By the 1980s, activists commonly organized themselves into soccer squads to confound the regime. They could travel easily across international borders, and matches represented a valuable source of money for underground anti-apartheid organizations. Peter Alegi, a historian and author of African Soccerscapes, told me that as early as 1944, the revenue from soccer matches was being handed over to the ANC. Patson Banda, a former player for the Orlando Pirates, remembers one game that was played across the border in Zimbabwe in front of more than 100,000 paying fans. Again, the ANC received the proceeds collected at the gate.
Soccer kept countering apartheid — white teams knew that to test themselves they had to play against the black teams, and unofficial games became more and more common.

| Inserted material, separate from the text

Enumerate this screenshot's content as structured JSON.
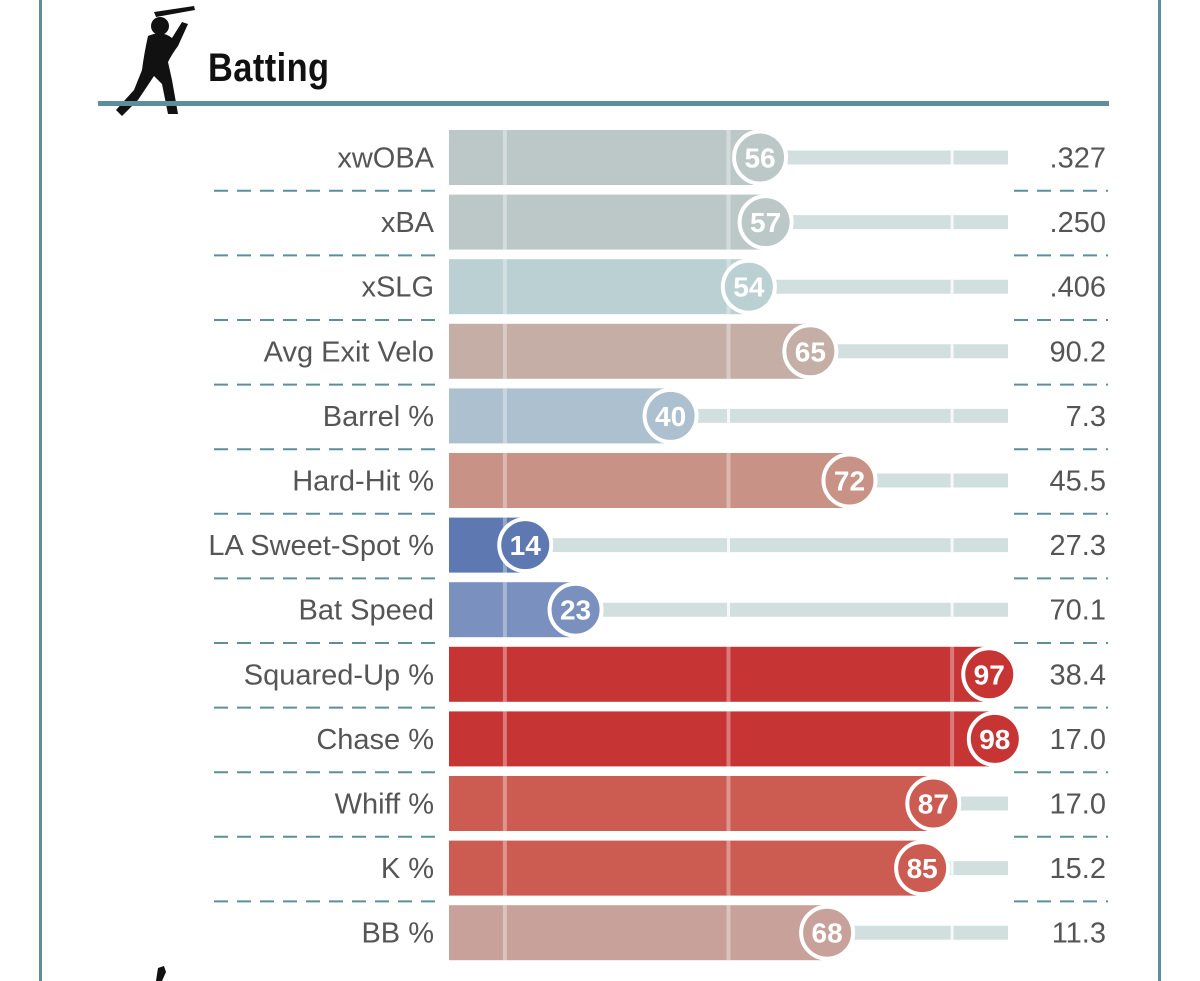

The truth became obvious: The white league was second class. Few were surprised at its collapse in 1977. Sono, when he returned from his lucrative stint alongside Pelé in the New York Cosmos, made a very political statement in 1982 apartheid South Africa — he bought the white soccer powerhouse, Highlands Park.

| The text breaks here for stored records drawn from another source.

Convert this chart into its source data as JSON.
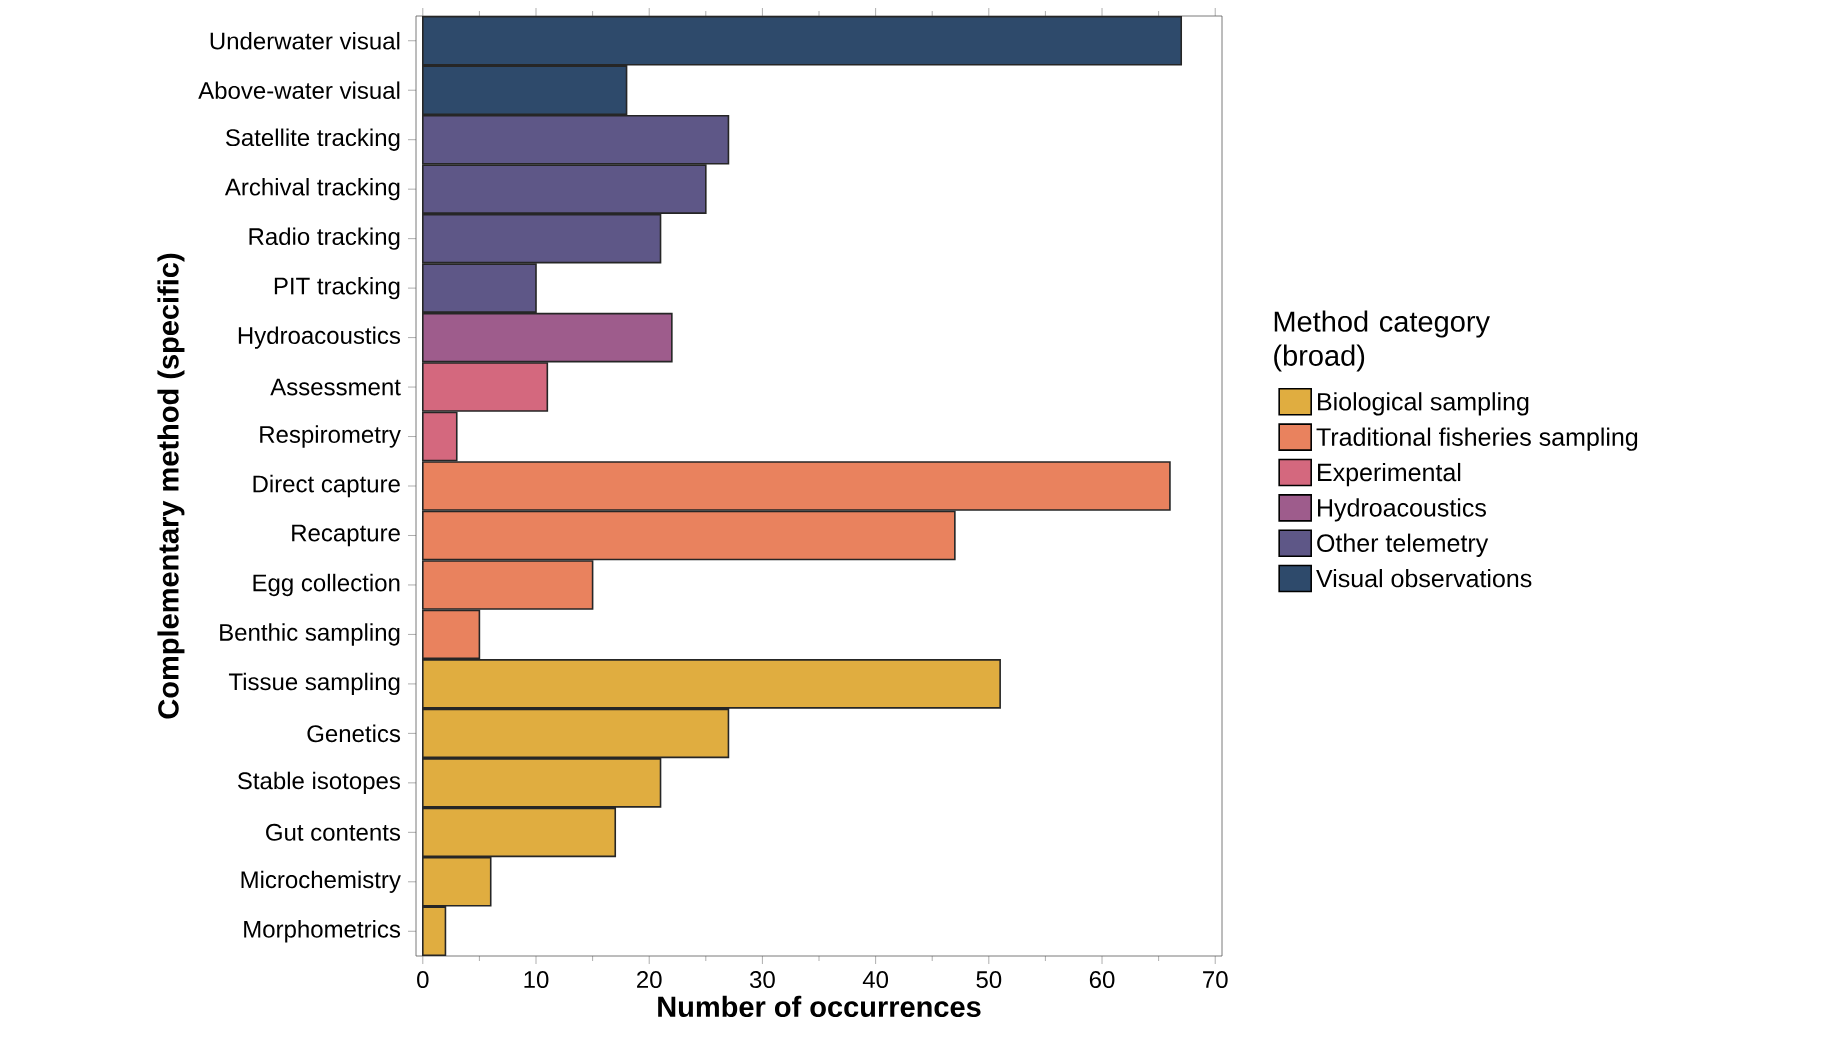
{
  "chart_data": {
    "type": "bar",
    "orientation": "horizontal",
    "xlabel": "Number of occurrences",
    "ylabel": "Complementary method (specific)",
    "legend_title": "Method category (broad)",
    "categories": [
      "Underwater visual",
      "Above-water visual",
      "Satellite tracking",
      "Archival tracking",
      "Radio tracking",
      "PIT tracking",
      "Hydroacoustics",
      "Assessment",
      "Respirometry",
      "Direct capture",
      "Recapture",
      "Egg collection",
      "Benthic sampling",
      "Tissue sampling",
      "Genetics",
      "Stable isotopes",
      "Gut contents",
      "Microchemistry",
      "Morphometrics"
    ],
    "series": [
      {
        "name": "Biological sampling",
        "color": "#e0ad40",
        "values": [
          null,
          null,
          null,
          null,
          null,
          null,
          null,
          null,
          null,
          null,
          null,
          null,
          null,
          51,
          27,
          21,
          17,
          6,
          2
        ]
      },
      {
        "name": "Traditional fisheries sampling",
        "color": "#e9825e",
        "values": [
          null,
          null,
          null,
          null,
          null,
          null,
          null,
          null,
          null,
          66,
          47,
          15,
          5,
          null,
          null,
          null,
          null,
          null,
          null
        ]
      },
      {
        "name": "Experimental",
        "color": "#d4687e",
        "values": [
          null,
          null,
          null,
          null,
          null,
          null,
          null,
          11,
          3,
          null,
          null,
          null,
          null,
          null,
          null,
          null,
          null,
          null,
          null
        ]
      },
      {
        "name": "Hydroacoustics",
        "color": "#9e5c8c",
        "values": [
          null,
          null,
          null,
          null,
          null,
          null,
          22,
          null,
          null,
          null,
          null,
          null,
          null,
          null,
          null,
          null,
          null,
          null,
          null
        ]
      },
      {
        "name": "Other telemetry",
        "color": "#5e5787",
        "values": [
          null,
          null,
          27,
          25,
          21,
          10,
          null,
          null,
          null,
          null,
          null,
          null,
          null,
          null,
          null,
          null,
          null,
          null,
          null
        ]
      },
      {
        "name": "Visual observations",
        "color": "#2e4a6b",
        "values": [
          67,
          18,
          null,
          null,
          null,
          null,
          null,
          null,
          null,
          null,
          null,
          null,
          null,
          null,
          null,
          null,
          null,
          null,
          null
        ]
      }
    ],
    "xlim": [
      -0.6,
      70.6
    ],
    "xticks": [
      0,
      10,
      20,
      30,
      40,
      50,
      60,
      70
    ],
    "grid": false,
    "legend": "right"
  }
}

By the late 1980s, soccer matches were at center stage of the country’s rapidly evolving politics. ANC flags, which were still banned, were seen openly in soccer stadiums, a sign of the regime’s weakening grip on power. In 1991, South Africa’s current soccer federation was founded. During its inaugural meeting, it made the astonishing assertion that its formation was "only natural … as the sport of soccer had long led the way into breaking the tight grip of racial oppression." It was an audacious statement, even dangerous, as the fall of apartheid was still a more than two years away.
While the national squad arrived with a bang on the international scene, winning the Africa Cup of Nations in 1996 and qualifying for two World Cups, 2010 finds them with a much weaker squad. Their best players have followed the money to Europe and back at home, the national soccer federation has only been able to organize friendly matches against second-tier countries in the run-up to their day in the sun. The general feeling, according to Mninawa Ntloko, the sports editor of South Africa’s Business Day, is that while blacks supported the rugby victory in 1995, the favor has not yet been returned.

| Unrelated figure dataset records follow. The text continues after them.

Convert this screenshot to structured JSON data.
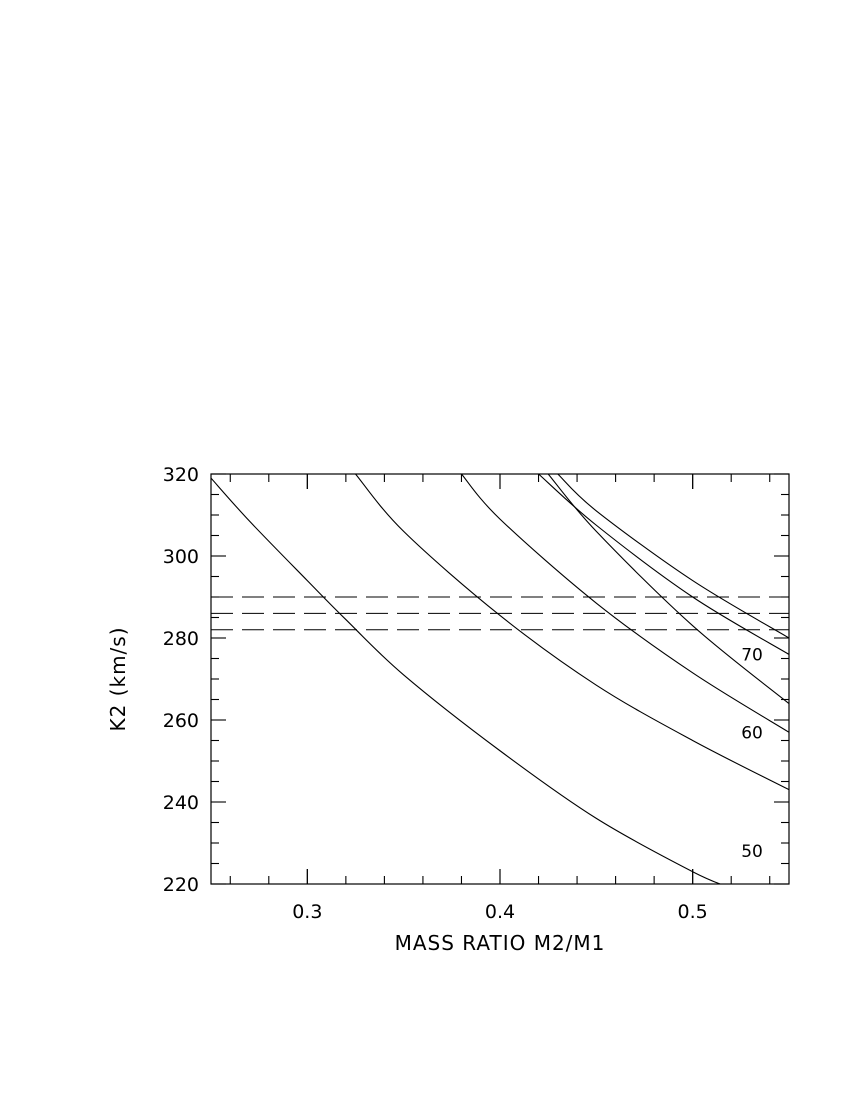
{
  "chart_data": {
    "type": "line",
    "xlabel": "MASS RATIO M2/M1",
    "ylabel": "K2 (km/s)",
    "xlim": [
      0.25,
      0.55
    ],
    "ylim": [
      220,
      320
    ],
    "x_ticks": [
      0.3,
      0.4,
      0.5
    ],
    "x_tick_labels": [
      "0.3",
      "0.4",
      "0.5"
    ],
    "y_ticks": [
      220,
      240,
      260,
      280,
      300,
      320
    ],
    "y_tick_labels": [
      "220",
      "240",
      "260",
      "280",
      "300",
      "320"
    ],
    "grid": false,
    "series": [
      {
        "name": "50",
        "x": [
          0.25,
          0.27,
          0.3,
          0.32,
          0.35,
          0.4,
          0.45,
          0.5,
          0.52
        ],
        "y": [
          319,
          308.5,
          294,
          284.5,
          271,
          252.5,
          236,
          223,
          219
        ]
      },
      {
        "name": "60",
        "x": [
          0.325,
          0.35,
          0.4,
          0.45,
          0.5,
          0.55
        ],
        "y": [
          320,
          306,
          285.5,
          268.5,
          255,
          243
        ]
      },
      {
        "x": [
          0.38,
          0.4,
          0.45,
          0.5,
          0.55
        ],
        "y": [
          320,
          309,
          288.5,
          271.5,
          257
        ]
      },
      {
        "name": "70",
        "x": [
          0.425,
          0.45,
          0.5,
          0.55
        ],
        "y": [
          320,
          306,
          283,
          264
        ]
      },
      {
        "x": [
          0.42,
          0.45,
          0.5,
          0.55
        ],
        "y": [
          320,
          307.5,
          290,
          276
        ]
      },
      {
        "x": [
          0.43,
          0.45,
          0.5,
          0.55
        ],
        "y": [
          320,
          311,
          294,
          280
        ]
      }
    ],
    "reference_lines": [
      {
        "orientation": "horizontal",
        "style": "dashed",
        "y": 290
      },
      {
        "orientation": "horizontal",
        "style": "dashed",
        "y": 286
      },
      {
        "orientation": "horizontal",
        "style": "dashed",
        "y": 282
      }
    ],
    "curve_labels": [
      {
        "text": "70",
        "x": 0.52,
        "y": 276
      },
      {
        "text": "60",
        "x": 0.52,
        "y": 257
      },
      {
        "text": "50",
        "x": 0.52,
        "y": 228
      }
    ]
  }
}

Despite South Africa’s progress, much work remains to be done before soccer is truly a sport that bridges the country’s pernicious racial divide. The national team, Bafana Bafana, or "the Boys" in Zulu, has only one white player. While the Cape Town stadium was built in a white part of town, its heart is still four miles offshore, on Robben Island. The World Cup stands will likely be a portrait of racial diversity, as fans come from far and wide to watch the games, but most matches in South Africa’s local leagues are still black-only affairs.
However, with the World Cup, some think the tide might finally be turning. "I’m beginning to see it now. Just in this last month," says Ntloko. "You see white children in Bafana Bafana shirts."
As the 2010 World Cup kicks off, there has been a great deal of speculation about whether the tournament will make South Africa rich. In monetary terms, the answer is resoundingly no. The hosts build the infrastructure, but it is FIFA, soccer’s international governing body, that reaps the profits from television and sponsorship rights. Still, the tournament will be invaluable for other, less tangible, reasons. It will provide South Africans with an opportunity to reflect on how far their country has come from the days of apartheid, and the work that remains to be done. Even with apartheid dead and gone, the story of soccer still lies at the heart of South African politics.